So tell me about how you chose Brandon Sanderson to finish the series.

Harriet McDougal

Brandon Sanderson wrote a very beautiful eulogy for my husband on his web site. And a friend of mine was browsing around on the web, and saw it, printed it out—I’m not really a Luddite, but I’m computer resistant, you might say—and put it in front of me and said, “You really need to read this.” And it was just a beautiful eulogy, in which he said he’d been reading Jordan since his middle teens, that Jordan had inspired him to become a fantasy writer. I believe he said that one reason his characters stay in one spot is that he felt he could never do the ‘haring across the landscape’ kind of fantasy that Robert Jordan did any better than Robert Jordan had done it.

Anyway, he was very loving towards the series. And I called Tom Doherty—Brandon was being published by Tor and said that one reason he wanted Tor was that it was Robert Jordan’s publisher. So I got hold a copy of Mistborn , and spoke to Tom about his sales numbers, too. I was really tired and after I’d read about 47 pages, I fell asleep, which is no fault of the book—it was my exhaustion. When I woke up, the characters, the situation, the conflicts were all clear in my mind. And I thought, “Yeah, this guy can do it.” And I called Tom to tell him that was my opinion, and Tom said, “You don’t think you ought to read the whole book ? It’s an important decision.” And I said, “Well yes, if I were hiring him to write a Brandon Sanderson novel, but I’m not. I’m hiring him to write a Robert Jordan novel.” And we moused around a little bit, trying to think is there anybody that should be considered. And then after a while I called Brandon and said we were developing a short list—I didn’t tell him how short the list was—but would he be interested in being on it. And he said he would. And a couple of weeks go by, and then we said, “Okay, you’ve got it.”

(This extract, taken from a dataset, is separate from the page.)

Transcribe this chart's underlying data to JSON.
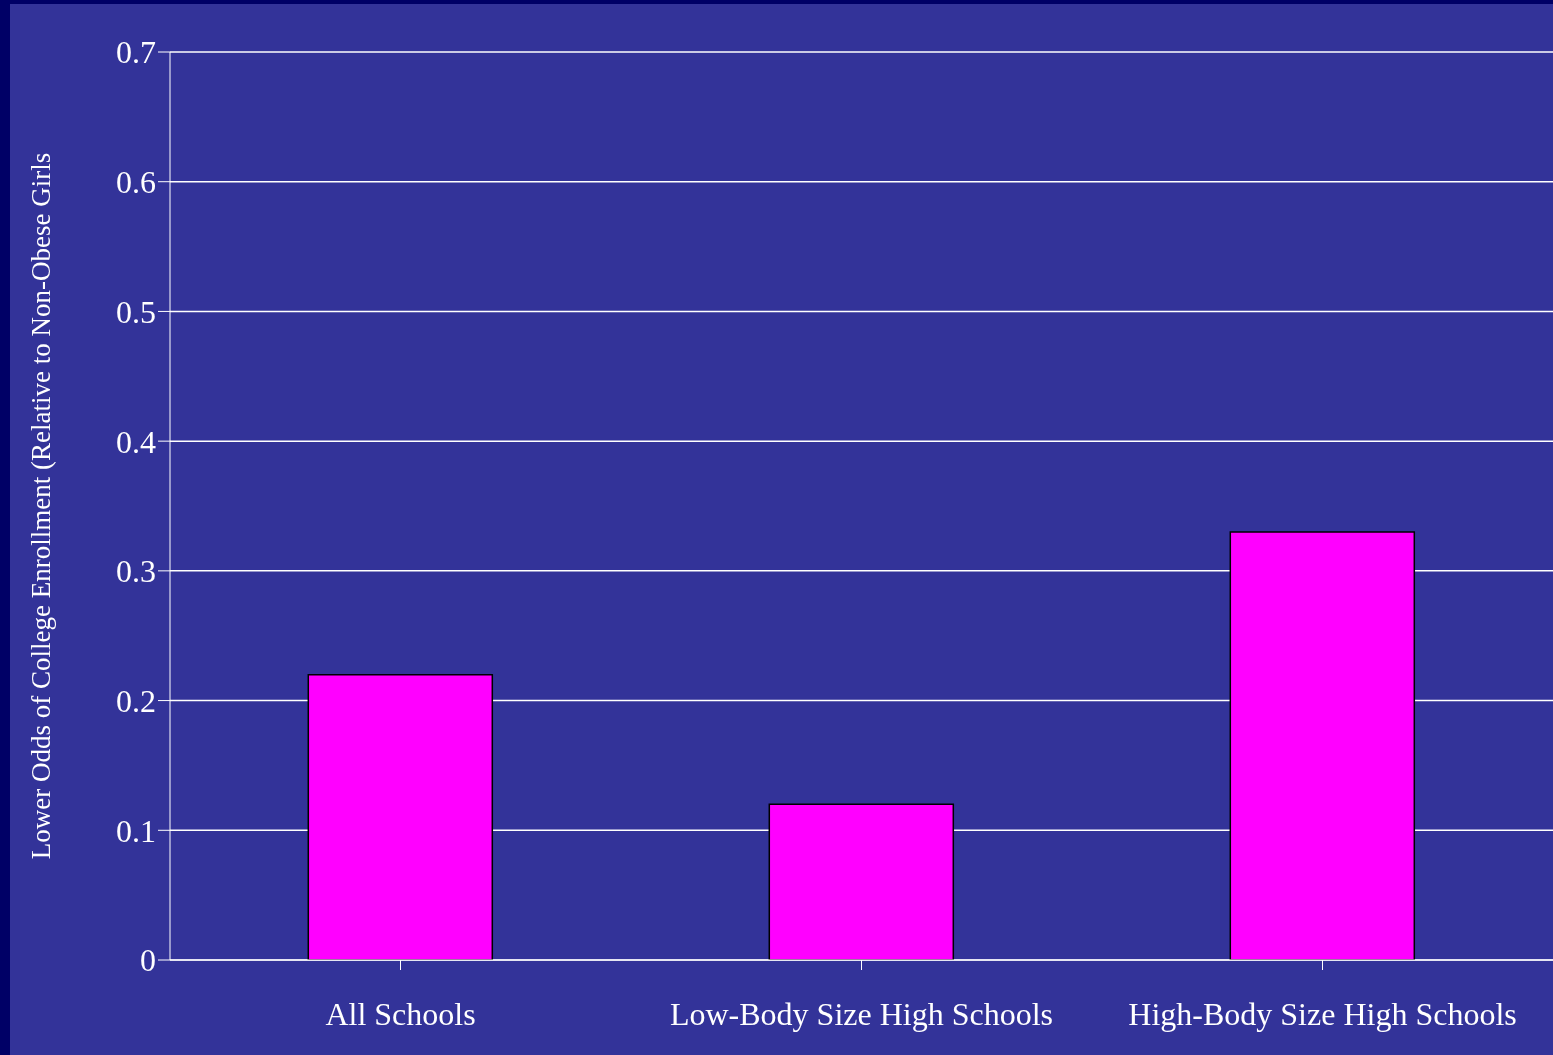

And Brandon came east—he lives in Utah, but he came to Charleston—and I picked him up at the airport and brought him back to my house, and said, “Well, I have some soup for your supper.” He said, “What I’d really like is the end.” The end of the series—(laughs)—the material my husband had left. I said, “Okay. Here. Let me know when you’re ready for your soup.” So that’s how that started.